Clasificación del código de implementación de pytorch basado en la red Capsules

Prefacio: Estaba pensando en usar la red Capsules para ejecutar mi propio conjunto de datos y descubrí que los tamaños H y W de mi propio conjunto de datos (1, 64, 64) y el conjunto de datos Mnnist (1, 28, 28) usaban en el artículo de Capsules eran inconsistentes, así que modifiqué un fragmento de código yo mismo y funcionó bien en mi propio conjunto de datos. Dado que Tai Cai se topó con algunos obstáculos durante la modificación mágica, los publico aquí para su referencia.

1. Materiales
1. Enlace del artículo:
Dirección
2.
Dirección de explicación del artículo

La estructura de red utilizada en el artículo es la siguiente:
Insertar descripción de la imagen aquí
ahora mi requisito es que la entrada (c, h, w) sea (1, 64, 64) y la categoría de clasificación sea 8 categorías, todas las cuales requieren los siguientes parámetros:

2. Código

import torch
from torch import nn

# Available device
# device = torch.device('cpu')
device = torch.device("cuda" if torch.cuda.is_available() else "cpu")

def squash(x, dim=-1):
    squared_norm = (x ** 2).sum(dim=dim, keepdim=True)
    scale = squared_norm / (1 + squared_norm)
    return scale * x / (squared_norm.sqrt() + 1e-8)

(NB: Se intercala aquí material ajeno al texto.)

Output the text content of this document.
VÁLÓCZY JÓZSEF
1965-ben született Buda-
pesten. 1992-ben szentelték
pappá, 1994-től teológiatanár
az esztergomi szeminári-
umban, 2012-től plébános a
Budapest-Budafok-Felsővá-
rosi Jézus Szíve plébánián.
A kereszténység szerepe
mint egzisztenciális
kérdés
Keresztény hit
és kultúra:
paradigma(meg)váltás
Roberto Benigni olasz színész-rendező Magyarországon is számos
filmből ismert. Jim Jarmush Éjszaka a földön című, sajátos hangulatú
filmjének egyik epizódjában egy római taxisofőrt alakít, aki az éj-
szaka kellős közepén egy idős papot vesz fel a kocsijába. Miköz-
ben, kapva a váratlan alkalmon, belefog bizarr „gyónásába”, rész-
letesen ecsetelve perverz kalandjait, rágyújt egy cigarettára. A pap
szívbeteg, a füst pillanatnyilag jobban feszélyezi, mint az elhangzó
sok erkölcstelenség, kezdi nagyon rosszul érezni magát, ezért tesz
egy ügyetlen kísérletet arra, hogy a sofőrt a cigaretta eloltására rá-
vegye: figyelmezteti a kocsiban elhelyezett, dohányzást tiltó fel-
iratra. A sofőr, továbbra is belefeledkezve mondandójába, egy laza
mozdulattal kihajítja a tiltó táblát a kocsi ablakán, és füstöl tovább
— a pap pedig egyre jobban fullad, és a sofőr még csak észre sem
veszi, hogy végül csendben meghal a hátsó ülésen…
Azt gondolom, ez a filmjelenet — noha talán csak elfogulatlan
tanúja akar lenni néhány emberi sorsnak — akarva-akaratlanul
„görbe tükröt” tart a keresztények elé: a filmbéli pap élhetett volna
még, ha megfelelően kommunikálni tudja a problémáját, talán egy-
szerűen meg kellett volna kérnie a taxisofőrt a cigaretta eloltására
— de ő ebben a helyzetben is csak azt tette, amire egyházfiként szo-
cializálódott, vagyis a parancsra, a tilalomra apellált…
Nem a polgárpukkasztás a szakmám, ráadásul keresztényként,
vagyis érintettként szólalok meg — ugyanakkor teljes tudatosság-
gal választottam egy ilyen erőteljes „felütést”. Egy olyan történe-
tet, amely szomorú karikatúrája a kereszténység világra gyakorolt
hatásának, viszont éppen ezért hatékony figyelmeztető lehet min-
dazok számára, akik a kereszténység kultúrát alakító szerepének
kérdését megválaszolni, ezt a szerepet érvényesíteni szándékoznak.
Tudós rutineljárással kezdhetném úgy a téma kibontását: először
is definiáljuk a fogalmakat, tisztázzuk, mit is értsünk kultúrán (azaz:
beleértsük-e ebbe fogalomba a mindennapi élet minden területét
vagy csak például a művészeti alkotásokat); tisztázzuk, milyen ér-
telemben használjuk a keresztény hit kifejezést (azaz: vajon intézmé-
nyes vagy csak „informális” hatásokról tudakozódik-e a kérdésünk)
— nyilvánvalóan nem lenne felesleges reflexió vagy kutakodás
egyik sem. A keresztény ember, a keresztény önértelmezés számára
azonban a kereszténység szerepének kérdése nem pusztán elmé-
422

class PrimaryCaps(nn.Module):
    """Primary capsule layer."""

    def __init__(self, num_conv_units, in_channels, out_channels, kernel_size, stride):
        super(PrimaryCaps, self).__init__()

        # Each conv unit stands for a single capsule.
        self.conv = nn.Conv2d(in_channels=in_channels,
                              out_channels=out_channels * num_conv_units,
                              kernel_size=kernel_size,
                              stride=stride)
        self.out_channels = out_channels

    def forward(self, x):
        # Shape of x: (batch_size, in_channels, height, weight)
        # Shape of out: out_capsules * (batch_size, out_channels, height, weight)
        out = self.conv(x)
        # Flatten out: (batch_size, out_capsules * height * weight, out_channels)
        batch_size = out.shape[0]
        return squash(out.contiguous().view(batch_size, -1, self.out_channels), dim=-1)


class DigitCaps(nn.Module):
    """Digit capsule layer."""

    def __init__(self, in_dim, in_caps, out_caps, out_dim, num_routing):
        """
        Initialize the layer.
        Args:
            in_dim: 		Dimensionality of each capsule vector.
            in_caps: 		Number of input capsules if digits layer.
            out_caps: 		Number of capsules in the capsule layer
            out_dim: 		Dimensionality, of the output capsule vector.
            num_routing:	Number of iterations during routing algorithm
        """
        super(DigitCaps, self).__init__()
        self.in_dim = in_dim
        self.in_caps = in_caps
        self.out_caps = out_caps
        self.out_dim = out_dim
        self.num_routing = num_routing
        self.device = device
        self.W = nn.Parameter(0.01 * torch.randn(1, out_caps, in_caps, out_dim, in_dim),
                              requires_grad=True)

    def forward(self, x):
        batch_size = x.size(0)
        # (batch_size, in_caps, in_dim) -> (batch_size, 1, in_caps, in_dim, 1)
        x = x.unsqueeze(1).unsqueeze(4)
        # W @ x =
        # (1, out_caps, in_caps, out_dim, in_dim) @ (batch_size, 1, in_caps, in_dim, 1) =
        # (batch_size, out_caps, in_caps, out_dims, 1)
        u_hat = torch.matmul(self.W, x)
        # (batch_size, out_caps, in_caps, out_dim)
        u_hat = u_hat.squeeze(-1)
        # detach u_hat during routing iterations to prevent gradients from flowing
        temp_u_hat = u_hat.detach()

        b = torch.zeros(batch_size, self.out_caps, self.in_caps, 1).to(self.device)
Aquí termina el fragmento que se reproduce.